The Racist Views of Planned Parenthood’s Founder
Jeanne Mancini /
In the wake of the recent and ongoing Planned Parenthood scandal regarding the harvesting and sale of baby hearts, livers, lungs, and other organs, late last week a group of black pastors requested that a bust of Margaret Sanger, the founder of Planned Parenthood, be removed from a temporary Smithsonian exhibit named, ironically, “Struggle for Justice.”
The pastors are deeply offended at Sanger’s inclusion in the program because of her direct ties to eugenics and overall disdain for African-Americans.
Until now, many Americans have trustingly assumed that Planned Parenthood is a benevolent health care provider, but after watching the horrific videos, complete with senior employees’ casual disrespect for human life and dignity, the public is beginning to ask more probing questions about Planned Parenthood’s founding, mission, and ongoing work.
In doing so, they will likely learn very disturbing information about Sanger’s view of black Americans and how that influenced the founding of Planned Parenthood of America, the nation’s largest abortion provider.

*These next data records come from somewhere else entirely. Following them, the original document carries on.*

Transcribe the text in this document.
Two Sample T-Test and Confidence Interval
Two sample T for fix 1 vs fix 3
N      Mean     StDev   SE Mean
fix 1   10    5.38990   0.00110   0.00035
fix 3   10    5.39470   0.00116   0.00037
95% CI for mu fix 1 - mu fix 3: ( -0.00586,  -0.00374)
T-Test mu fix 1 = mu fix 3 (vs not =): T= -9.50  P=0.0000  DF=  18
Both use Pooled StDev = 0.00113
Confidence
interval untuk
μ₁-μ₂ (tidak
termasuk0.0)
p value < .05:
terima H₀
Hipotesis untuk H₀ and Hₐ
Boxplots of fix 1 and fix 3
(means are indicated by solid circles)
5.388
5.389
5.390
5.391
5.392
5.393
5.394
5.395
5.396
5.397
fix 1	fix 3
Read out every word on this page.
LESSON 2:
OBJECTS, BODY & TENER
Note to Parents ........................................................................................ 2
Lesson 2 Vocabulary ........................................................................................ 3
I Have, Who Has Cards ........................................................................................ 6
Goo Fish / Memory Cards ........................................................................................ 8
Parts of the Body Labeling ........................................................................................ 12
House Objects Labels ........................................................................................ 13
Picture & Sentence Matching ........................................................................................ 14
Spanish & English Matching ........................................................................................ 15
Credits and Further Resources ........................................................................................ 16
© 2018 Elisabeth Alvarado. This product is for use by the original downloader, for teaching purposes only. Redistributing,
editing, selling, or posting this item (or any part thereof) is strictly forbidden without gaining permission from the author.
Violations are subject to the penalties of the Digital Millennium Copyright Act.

In 1921, Margaret Sanger founded the American Birth Control League, which in 1942 underwent a name change to become Planned Parenthood Federation of America.
Many of the group’s founding directors were actively involved in the “eugenics” movement, which held that certain classes or colors of people were “lesser” and “unfit” for humanity and shockingly should be eliminated. Included in these targeted “unfit” groups were black Americans (another group included was people with disabilities).
In addition to eugenics involvement, one founding director, Dr. Lothrup Stoddard, wrote a book, “Rising Tide of Color against White Supremacy.”
Perhaps the hardest fact to take in is that under Margaret Sanger’s leadership, the organization created a program called the “Negro Project,” which involved strategically seeking to decrease the black population by convincing black community leaders to introduce birth control to their networks.
About the project, Margaret Sanger was once quoted as saying, “We do not want the word to go out that we want to exterminate the Negro population, and the minister is the man who can straighten that idea out if it ever occurs to any of their more rebellious members.”
She also spoke at Ku Klux Klan meetings.
Fast-forwarding to 2015, sadly, today, black Americans are aborted at a highly disproportionate rate.
Making up only 13 percent of the population, this group makes up a staggering 36 percent of the nation’s abortions.
In certain areas such as New York City, a black baby is more likely to be aborted than carried to term.
In the words of the pastors:
Perhaps the gallery is unaware that Ms. Sanger supported black eugenics, a racist attitude toward black and other minority babies; an elitist attitude toward those she regarded as ‘the feeble minded;’ speaking at rallies of Ku Klux Klan women….Also the notorious ‘Negro Project’ which sought to limit, if not eliminate, black births, was her brainchild. Despite these well documented facts of history, her bust sits proudly in your gallery as a hero of justice.
As the undercover videos continue to be made public one after the other, it is likely that Americans will continue to discover many unseemly truths about Planned Parenthood’s origins.